Purpose: To evaluate the efficacy and safety of preservative-free triamcinolone acetonide (Triesence) for the treatment of macular edema.
Methods: A retrospective study was conducted on patients who attended a tertiary retinal clinic from June 2009 to July 2012 with macular edema due to various causes. Patients who received at least 1 intravitreal Triesence injection and completed 6 months of follow-up were recruited. Data, including best-corrected Snellen visual acuity, central macular thickness (CMT), intraocular pressure (IOP), and adverse events (AEs), were collected at baseline, week 1, month 1, month 3, and month 6 after initiation of treatment. Snellen visual acuity was converted to visual acuity score (VAS) for statistical analysis using paired t-tests and linear regression.
Results: One hundred two eyes from 102 patients were included in the study.
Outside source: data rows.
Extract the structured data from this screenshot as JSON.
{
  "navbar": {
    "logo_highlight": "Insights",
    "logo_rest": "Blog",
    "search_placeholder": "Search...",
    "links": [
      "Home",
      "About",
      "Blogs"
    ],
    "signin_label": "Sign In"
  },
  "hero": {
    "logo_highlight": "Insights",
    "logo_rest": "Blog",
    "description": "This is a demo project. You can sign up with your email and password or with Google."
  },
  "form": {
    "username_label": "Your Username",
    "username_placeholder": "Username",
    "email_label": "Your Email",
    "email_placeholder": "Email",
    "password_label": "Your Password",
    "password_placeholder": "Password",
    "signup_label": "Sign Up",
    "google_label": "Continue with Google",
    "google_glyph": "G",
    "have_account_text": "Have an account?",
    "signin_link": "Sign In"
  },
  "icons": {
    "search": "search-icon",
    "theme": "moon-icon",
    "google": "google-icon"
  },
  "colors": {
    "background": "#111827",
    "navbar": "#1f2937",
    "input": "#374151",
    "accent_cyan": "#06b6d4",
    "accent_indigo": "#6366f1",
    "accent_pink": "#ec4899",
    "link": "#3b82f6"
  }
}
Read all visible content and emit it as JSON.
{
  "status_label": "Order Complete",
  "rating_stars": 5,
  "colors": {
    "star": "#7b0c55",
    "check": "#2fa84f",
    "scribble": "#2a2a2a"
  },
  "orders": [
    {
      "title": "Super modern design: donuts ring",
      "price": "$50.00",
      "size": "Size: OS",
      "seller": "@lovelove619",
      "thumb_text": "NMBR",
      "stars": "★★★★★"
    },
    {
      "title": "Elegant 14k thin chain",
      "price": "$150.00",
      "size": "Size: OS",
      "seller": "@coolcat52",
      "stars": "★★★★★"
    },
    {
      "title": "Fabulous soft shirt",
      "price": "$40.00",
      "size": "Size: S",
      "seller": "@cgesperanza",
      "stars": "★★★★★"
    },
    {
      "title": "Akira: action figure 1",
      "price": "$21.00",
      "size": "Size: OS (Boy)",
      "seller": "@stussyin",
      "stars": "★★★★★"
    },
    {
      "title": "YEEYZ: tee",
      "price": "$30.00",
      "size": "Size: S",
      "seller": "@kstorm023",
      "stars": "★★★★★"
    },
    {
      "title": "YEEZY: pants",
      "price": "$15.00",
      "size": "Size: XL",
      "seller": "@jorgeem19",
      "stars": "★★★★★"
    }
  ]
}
Mean VAS was significantly improved at all follow-up time points compared to baseline (P≤0.002), with highest mean gain at month 1 (6.1±8.9 letters). Mean CMT decreased significantly at all follow-up points compared to baseline (P≤0.0005), with the greatest reduction at week 1 (146.6±109.4 μm). A total of 22 AEs were observed, and IOP elevation was the most common AE related to Triesence treatment (17/22, 77.3%). No sterile or infectious endophthalmitis was observed.
Conclusion: Intravitreal Triesence improves visual acuity and reduces macular thickness in eyes with macular edema from various causes. Treatment-associated IOP elevation was manageable with antiglaucoma medications. There were no serious vision-threatening complications associated with intravitreal Triesence therapy during the study period.